This paper proposes a real-time multi-plane segmentation method based on GPU-accelerated high-resolution 3D voxel mapping for legged robot locomotion. Existing online planar mapping approaches struggle to balance accuracy and computational efficiency: direct depth image segmentation from specific sensors suffers from poor temporal integration, height map-based methods cannot represent complex 3D structures like overhangs, and voxel-based plane segmentation remains unexplored for real-time applications. To address these limitations, we develop a novel framework that integrates vertex-based connected component labeling with random sample consensus based plane detection and convex hull, leveraging GPU parallel computing to rapidly extract planar regions from point clouds accumulated in high-resolution 3D voxel maps. Experimental results demonstrate that the proposed method achieves fast and accurate 3D multi-plane segmentation at over 30 Hz update rate even at a resolution of 0.01 m, enabling the detected planes to be utilized in real time for locomotion tasks. Furthermore, we validate the effectiveness of our approach through experiments in both simulated environments and physical legged robot platforms, confirming robust locomotion performance when considering 3D planar structures.

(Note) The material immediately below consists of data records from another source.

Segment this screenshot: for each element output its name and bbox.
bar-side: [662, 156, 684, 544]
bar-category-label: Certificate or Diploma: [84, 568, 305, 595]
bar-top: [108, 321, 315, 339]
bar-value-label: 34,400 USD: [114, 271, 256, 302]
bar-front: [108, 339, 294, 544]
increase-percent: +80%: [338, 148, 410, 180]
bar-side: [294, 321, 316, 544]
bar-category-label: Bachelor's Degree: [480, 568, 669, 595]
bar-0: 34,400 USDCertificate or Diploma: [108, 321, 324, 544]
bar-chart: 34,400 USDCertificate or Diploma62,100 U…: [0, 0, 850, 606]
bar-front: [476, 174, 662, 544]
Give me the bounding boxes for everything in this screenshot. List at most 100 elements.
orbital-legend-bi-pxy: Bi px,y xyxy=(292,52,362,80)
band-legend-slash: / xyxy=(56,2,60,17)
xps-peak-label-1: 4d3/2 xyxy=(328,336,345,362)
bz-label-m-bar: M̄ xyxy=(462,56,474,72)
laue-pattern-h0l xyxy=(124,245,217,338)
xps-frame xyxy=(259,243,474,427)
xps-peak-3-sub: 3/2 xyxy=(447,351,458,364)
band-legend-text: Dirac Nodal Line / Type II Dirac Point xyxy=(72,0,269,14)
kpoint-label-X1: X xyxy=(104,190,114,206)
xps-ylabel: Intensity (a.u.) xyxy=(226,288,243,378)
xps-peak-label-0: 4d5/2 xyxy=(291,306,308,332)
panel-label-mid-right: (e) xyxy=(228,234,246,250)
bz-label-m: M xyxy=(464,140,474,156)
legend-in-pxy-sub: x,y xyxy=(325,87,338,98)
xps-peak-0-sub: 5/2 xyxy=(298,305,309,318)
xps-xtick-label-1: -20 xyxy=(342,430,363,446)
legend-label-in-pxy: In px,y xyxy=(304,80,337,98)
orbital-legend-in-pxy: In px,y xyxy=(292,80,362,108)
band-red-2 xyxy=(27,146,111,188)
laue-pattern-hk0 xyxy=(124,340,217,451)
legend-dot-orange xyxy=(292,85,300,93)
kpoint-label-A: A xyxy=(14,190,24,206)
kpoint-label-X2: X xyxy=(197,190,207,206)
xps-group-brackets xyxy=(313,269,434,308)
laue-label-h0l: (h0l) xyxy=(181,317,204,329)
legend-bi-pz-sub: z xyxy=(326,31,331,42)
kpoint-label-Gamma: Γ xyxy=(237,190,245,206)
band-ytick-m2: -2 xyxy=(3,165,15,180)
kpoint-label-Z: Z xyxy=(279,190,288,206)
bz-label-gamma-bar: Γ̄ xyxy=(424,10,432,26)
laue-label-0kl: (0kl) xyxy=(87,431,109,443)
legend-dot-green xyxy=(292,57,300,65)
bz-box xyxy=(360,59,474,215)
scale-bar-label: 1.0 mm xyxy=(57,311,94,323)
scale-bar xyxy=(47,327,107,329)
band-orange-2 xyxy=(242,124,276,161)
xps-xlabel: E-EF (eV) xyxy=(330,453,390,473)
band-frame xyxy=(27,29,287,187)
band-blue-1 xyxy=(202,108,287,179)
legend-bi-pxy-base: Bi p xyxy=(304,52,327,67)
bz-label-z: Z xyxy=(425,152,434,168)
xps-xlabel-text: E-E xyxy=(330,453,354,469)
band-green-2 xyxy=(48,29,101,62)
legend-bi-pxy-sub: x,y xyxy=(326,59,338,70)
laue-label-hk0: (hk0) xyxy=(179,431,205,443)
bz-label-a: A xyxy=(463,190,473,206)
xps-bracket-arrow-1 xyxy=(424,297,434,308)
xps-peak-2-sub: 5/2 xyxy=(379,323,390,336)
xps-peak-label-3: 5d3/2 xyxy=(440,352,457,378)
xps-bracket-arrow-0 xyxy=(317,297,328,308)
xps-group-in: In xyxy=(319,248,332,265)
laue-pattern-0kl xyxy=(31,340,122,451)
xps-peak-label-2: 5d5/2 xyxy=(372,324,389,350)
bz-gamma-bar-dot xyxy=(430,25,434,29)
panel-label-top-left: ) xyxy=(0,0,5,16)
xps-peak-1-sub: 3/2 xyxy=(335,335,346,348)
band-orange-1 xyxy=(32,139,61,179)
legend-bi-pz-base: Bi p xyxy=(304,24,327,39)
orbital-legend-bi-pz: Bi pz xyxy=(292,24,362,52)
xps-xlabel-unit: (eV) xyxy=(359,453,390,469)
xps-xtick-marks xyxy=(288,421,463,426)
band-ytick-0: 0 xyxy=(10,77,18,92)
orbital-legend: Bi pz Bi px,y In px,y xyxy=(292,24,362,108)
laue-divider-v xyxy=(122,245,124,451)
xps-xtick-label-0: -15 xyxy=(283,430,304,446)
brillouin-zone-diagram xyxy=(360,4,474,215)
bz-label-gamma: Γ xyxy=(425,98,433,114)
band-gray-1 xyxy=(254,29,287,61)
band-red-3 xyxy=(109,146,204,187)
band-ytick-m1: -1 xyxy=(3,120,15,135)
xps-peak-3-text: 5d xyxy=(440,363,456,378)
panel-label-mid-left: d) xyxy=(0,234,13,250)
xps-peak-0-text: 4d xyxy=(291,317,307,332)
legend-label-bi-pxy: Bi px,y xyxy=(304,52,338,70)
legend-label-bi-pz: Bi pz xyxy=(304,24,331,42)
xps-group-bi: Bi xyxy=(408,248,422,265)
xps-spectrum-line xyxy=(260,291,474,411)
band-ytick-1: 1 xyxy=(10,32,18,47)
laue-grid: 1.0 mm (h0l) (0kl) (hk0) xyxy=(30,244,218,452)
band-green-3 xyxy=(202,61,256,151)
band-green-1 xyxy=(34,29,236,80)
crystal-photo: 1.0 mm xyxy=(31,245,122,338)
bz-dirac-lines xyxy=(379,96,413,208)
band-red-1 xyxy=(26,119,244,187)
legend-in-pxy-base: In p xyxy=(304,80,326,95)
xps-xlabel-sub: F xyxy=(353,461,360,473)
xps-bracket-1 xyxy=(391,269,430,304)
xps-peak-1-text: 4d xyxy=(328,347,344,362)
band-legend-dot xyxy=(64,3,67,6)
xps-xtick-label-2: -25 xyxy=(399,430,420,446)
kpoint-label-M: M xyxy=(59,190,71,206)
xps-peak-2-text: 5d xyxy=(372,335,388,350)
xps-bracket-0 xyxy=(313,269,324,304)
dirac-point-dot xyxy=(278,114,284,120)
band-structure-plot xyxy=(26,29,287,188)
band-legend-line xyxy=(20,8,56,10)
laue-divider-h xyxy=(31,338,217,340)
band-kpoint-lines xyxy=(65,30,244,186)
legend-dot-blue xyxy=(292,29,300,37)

翻译：本文提出一种基于GPU加速高分辨率三维体素地图的腿式机器人运动实时多平面分割方法。现有在线平面建图方法难以平衡精度与计算效率：特定传感器的深度图像直接分割存在时间整合性差的问题，基于高度图的方法无法表征悬垂结构等复杂三维几何，而基于体素的平面分割方法尚未在实时应用中得到探索。为克服这些局限，我们开发了一种新颖框架，将基于顶点的连通分量标记与基于随机采样一致性的平面检测及凸包计算相结合，利用GPU并行计算从高分辨率三维体素地图累积的点云中快速提取平面区域。实验结果表明，所提方法即使在0.01米分辨率下仍能以超过30赫兹的更新速率实现快速准确的三维多平面分割，使检测到的平面能够实时应用于运动任务。此外，我们通过在仿真环境与实体腿式机器人平台上的实验验证了方法的有效性，证实了在考虑三维平面结构时具有鲁棒的运动性能。